I cannot commend this release enough. After StudioCanal, who controls the rights to Contempt and many other foreign classics, yanked many of their films (including Contempt) away from The Criterion Collection, many of us were afraid we'd be littered with substandard editions of some of the greatest films ever to run through a projector. At least in this case, our fears can rest - with three documentaries in French, a conversation with Fritz Lang (who appears in the film) in German, and an absolutely masterful transfer, they're hardly aiming for the lowest common denominator who just saw Brigitte Bardot on the cover and said "I gotta get me some of that."

Although, if I may be crude for just a second, one could hardly blame them. Now, before you run out after me crying misogyny, I do want to point out that the next image comes from a scene that was demanded by the financiers because they thought that by paying for Contempt, they would surely see Bardot naked (she was, after all, famous largely for doing just that). That's not what's important; what's important is that I cannot imagine the movie without this scene. It is absolutely vital to establishing a relationship soon to crumble, and sows the seeds of all the conflict to come.
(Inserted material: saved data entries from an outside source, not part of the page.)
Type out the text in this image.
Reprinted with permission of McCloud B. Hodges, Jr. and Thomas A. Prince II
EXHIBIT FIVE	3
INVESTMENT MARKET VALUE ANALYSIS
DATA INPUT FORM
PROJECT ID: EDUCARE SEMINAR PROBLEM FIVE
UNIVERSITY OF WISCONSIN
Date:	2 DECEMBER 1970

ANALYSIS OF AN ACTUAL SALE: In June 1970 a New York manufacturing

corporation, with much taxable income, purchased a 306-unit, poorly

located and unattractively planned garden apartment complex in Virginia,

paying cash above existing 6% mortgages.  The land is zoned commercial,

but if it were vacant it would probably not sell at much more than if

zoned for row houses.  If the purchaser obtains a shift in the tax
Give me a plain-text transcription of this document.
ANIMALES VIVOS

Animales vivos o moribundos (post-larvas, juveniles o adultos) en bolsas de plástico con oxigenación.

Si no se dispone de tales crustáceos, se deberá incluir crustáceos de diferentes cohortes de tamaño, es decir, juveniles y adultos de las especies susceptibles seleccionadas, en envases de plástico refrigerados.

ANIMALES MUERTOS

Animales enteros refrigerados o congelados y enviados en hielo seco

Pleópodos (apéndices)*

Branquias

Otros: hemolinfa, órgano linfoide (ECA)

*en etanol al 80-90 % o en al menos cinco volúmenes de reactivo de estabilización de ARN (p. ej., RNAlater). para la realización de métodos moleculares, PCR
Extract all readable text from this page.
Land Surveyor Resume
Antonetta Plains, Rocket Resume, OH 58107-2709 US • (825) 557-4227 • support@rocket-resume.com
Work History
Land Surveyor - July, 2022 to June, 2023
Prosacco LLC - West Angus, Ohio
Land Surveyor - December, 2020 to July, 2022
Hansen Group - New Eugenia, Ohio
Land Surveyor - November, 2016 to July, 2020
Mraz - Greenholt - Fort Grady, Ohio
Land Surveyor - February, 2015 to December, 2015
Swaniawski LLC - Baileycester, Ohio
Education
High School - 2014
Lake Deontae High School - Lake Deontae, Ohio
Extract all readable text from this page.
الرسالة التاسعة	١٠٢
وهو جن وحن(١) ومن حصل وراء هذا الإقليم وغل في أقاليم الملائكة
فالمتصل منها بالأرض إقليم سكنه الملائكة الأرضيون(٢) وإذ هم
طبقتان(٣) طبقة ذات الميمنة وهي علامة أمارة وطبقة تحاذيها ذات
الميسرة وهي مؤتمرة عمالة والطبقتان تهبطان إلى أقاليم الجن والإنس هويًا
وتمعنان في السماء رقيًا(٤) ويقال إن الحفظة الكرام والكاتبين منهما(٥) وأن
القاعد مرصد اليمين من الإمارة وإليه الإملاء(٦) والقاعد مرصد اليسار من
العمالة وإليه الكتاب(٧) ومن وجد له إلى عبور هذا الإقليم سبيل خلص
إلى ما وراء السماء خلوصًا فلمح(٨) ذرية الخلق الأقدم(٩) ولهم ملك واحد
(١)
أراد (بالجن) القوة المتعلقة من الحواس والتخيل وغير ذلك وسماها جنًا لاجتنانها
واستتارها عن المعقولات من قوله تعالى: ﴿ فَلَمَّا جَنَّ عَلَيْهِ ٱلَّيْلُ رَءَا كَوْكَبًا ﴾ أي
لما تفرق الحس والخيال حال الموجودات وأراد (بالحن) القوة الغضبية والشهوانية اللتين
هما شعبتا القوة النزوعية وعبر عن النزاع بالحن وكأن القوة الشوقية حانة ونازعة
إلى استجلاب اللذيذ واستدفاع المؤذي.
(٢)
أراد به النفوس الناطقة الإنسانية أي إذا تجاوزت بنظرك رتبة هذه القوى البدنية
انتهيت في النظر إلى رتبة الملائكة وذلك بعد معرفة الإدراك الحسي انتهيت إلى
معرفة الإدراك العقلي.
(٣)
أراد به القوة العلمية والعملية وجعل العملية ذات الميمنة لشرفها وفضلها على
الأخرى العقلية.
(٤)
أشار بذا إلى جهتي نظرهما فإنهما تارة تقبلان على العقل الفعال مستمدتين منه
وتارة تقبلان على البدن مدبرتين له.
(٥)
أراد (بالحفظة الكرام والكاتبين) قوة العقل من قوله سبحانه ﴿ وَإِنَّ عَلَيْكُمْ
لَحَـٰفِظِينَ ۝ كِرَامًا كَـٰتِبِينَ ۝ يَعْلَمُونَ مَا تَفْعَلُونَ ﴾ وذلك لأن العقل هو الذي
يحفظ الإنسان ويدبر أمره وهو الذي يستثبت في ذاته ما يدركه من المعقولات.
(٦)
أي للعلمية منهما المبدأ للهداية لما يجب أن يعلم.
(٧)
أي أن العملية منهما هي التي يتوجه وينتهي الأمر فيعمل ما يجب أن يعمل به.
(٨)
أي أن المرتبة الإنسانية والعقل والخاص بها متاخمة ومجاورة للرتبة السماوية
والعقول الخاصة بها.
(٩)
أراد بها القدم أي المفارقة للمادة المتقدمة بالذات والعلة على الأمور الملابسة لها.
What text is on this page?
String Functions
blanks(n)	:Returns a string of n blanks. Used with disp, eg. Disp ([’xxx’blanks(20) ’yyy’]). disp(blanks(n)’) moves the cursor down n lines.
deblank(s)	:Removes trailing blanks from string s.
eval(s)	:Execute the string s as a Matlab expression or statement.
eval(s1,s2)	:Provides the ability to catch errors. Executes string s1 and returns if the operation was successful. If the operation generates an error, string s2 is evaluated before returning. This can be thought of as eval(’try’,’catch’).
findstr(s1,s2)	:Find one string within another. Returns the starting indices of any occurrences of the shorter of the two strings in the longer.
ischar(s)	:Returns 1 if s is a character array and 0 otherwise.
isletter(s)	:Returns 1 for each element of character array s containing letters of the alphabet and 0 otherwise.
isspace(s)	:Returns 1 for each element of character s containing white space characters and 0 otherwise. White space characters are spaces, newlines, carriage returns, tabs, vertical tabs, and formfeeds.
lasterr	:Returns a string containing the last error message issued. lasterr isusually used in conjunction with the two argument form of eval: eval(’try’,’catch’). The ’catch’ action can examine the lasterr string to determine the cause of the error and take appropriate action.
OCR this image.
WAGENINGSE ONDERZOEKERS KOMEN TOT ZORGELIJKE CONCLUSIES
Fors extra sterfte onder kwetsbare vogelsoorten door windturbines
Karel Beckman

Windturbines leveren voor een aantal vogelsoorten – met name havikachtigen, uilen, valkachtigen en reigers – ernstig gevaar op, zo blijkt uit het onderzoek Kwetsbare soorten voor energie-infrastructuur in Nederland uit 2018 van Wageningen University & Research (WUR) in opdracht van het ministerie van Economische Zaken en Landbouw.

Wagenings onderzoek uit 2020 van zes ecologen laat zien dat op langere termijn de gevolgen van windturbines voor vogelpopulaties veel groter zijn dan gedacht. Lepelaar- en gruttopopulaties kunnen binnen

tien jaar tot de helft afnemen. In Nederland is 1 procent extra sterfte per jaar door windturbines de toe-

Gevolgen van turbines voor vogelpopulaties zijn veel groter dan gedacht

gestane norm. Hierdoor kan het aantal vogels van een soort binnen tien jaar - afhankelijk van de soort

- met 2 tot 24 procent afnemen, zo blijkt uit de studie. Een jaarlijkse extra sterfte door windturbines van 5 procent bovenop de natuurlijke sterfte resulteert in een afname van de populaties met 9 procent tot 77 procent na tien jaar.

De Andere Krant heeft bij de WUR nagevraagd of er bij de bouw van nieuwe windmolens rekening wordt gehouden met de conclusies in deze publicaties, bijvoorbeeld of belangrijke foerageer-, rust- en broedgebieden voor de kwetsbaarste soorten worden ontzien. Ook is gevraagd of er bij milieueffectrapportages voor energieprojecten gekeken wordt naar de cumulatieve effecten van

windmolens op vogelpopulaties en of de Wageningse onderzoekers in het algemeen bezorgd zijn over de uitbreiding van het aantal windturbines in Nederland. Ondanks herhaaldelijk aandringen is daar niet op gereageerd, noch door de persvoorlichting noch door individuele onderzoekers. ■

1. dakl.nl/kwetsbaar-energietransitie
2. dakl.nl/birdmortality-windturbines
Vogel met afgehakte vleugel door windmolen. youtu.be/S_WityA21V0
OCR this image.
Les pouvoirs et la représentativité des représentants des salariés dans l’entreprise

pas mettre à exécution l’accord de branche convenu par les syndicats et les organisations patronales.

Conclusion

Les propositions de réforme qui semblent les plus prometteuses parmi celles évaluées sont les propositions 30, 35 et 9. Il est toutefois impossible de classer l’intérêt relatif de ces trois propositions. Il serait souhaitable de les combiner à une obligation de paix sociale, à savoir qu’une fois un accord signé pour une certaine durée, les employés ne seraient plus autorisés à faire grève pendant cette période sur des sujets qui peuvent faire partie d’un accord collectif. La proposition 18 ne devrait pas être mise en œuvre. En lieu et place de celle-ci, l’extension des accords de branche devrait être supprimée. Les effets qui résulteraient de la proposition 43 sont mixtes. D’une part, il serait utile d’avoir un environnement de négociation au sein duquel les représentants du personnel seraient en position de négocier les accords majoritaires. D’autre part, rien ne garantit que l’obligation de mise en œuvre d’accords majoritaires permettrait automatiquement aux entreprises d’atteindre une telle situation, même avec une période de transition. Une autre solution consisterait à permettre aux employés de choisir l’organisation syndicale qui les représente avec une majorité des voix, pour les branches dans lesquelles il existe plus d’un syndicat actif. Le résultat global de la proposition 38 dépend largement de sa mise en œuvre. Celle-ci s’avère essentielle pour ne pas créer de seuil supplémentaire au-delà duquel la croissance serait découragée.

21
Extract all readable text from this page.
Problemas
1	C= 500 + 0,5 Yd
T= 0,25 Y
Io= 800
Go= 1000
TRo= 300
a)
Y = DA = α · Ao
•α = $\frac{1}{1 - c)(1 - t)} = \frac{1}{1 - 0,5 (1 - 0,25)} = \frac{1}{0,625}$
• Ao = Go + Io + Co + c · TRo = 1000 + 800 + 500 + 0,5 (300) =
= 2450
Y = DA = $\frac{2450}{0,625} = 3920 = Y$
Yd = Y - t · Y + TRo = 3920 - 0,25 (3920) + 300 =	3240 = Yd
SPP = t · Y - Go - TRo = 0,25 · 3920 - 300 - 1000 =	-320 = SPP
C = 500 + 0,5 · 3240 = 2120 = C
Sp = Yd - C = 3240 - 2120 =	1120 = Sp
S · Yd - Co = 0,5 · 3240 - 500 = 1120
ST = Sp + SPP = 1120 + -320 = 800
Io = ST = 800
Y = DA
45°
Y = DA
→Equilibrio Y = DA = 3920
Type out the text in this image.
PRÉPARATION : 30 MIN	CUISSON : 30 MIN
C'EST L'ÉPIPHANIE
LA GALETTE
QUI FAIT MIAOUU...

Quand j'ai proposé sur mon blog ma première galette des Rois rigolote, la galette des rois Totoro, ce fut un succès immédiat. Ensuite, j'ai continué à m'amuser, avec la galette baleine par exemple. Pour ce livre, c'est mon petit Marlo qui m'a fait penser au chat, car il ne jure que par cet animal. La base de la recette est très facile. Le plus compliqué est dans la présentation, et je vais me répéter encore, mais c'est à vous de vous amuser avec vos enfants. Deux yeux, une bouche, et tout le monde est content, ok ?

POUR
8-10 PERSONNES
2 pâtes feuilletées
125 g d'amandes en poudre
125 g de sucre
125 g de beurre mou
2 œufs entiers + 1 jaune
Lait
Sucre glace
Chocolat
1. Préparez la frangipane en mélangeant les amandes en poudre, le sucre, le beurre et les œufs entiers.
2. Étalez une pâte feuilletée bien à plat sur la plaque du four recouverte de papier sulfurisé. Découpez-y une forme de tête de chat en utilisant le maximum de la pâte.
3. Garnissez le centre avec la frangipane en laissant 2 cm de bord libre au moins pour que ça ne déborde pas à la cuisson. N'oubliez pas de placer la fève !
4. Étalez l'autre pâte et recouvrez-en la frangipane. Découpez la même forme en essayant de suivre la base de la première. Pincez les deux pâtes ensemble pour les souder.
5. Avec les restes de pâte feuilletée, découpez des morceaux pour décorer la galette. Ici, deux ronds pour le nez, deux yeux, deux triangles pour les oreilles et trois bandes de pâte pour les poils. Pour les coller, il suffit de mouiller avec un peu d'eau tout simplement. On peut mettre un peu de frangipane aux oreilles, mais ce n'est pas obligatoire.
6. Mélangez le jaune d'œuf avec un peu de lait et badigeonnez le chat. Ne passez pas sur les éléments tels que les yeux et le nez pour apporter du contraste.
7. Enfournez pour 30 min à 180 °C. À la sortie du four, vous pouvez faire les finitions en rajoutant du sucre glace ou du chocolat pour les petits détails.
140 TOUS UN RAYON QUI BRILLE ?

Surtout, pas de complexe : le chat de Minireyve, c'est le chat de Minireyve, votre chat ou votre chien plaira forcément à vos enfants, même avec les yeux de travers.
I cannot overstate how great this movie is, and the justice done to it by this disc. Rent it, buy it, whatever you've got to do, just see it for yourself.

2 comments:

Anonymous said...

I do no even have to see this "masterpiece." The title says it all. And it has all been said before. How can there be anything but contempt between needy and selfish people? He retreats and she pursues and no one is loved.

Godard wants love as much as the rest of us, but has nothing to say to get us there. His giving us a glimpse of Bardot's bare butt, magnificient as some might find it, is not even close to enough to cover his own ass-backward take on marriage.

Perhaps the recently released "Make Way for Tomorrow" has something more useful and relevant to say. Ironically, this movie, made in 1938, long before the sexual revolution, tells us the truth about love and sex that we so long not to hear. The elderly characters in this movie enjoy more tenderness than the couple in "Contempt" could ever know. Love isn't for the sexy, clever, or rich, it is for the humble, selfless, and steadfast.

Scott Nye said...

I see where you're coming from, but I don't really see Contempt as a portrait of love. I'd be surprised if anyone did. Romance, maybe, but only in the sense of it being lost. Definitely the difficulties of communication that can arise in a relationship, and definitely specific to these people in this situation.

I'm dying to see Make Way for Tomorrow (it's a "Very Long Wait" on Netflix of course), but I don't think portraying marriage as humble, selfless, and tender is the only way to do so, as far too many people get married for the wrong reasons, and end up exactly where the people in Contempt do.

And uncomfortable truth, but certainly a truth, and one, I feel, worth exploring.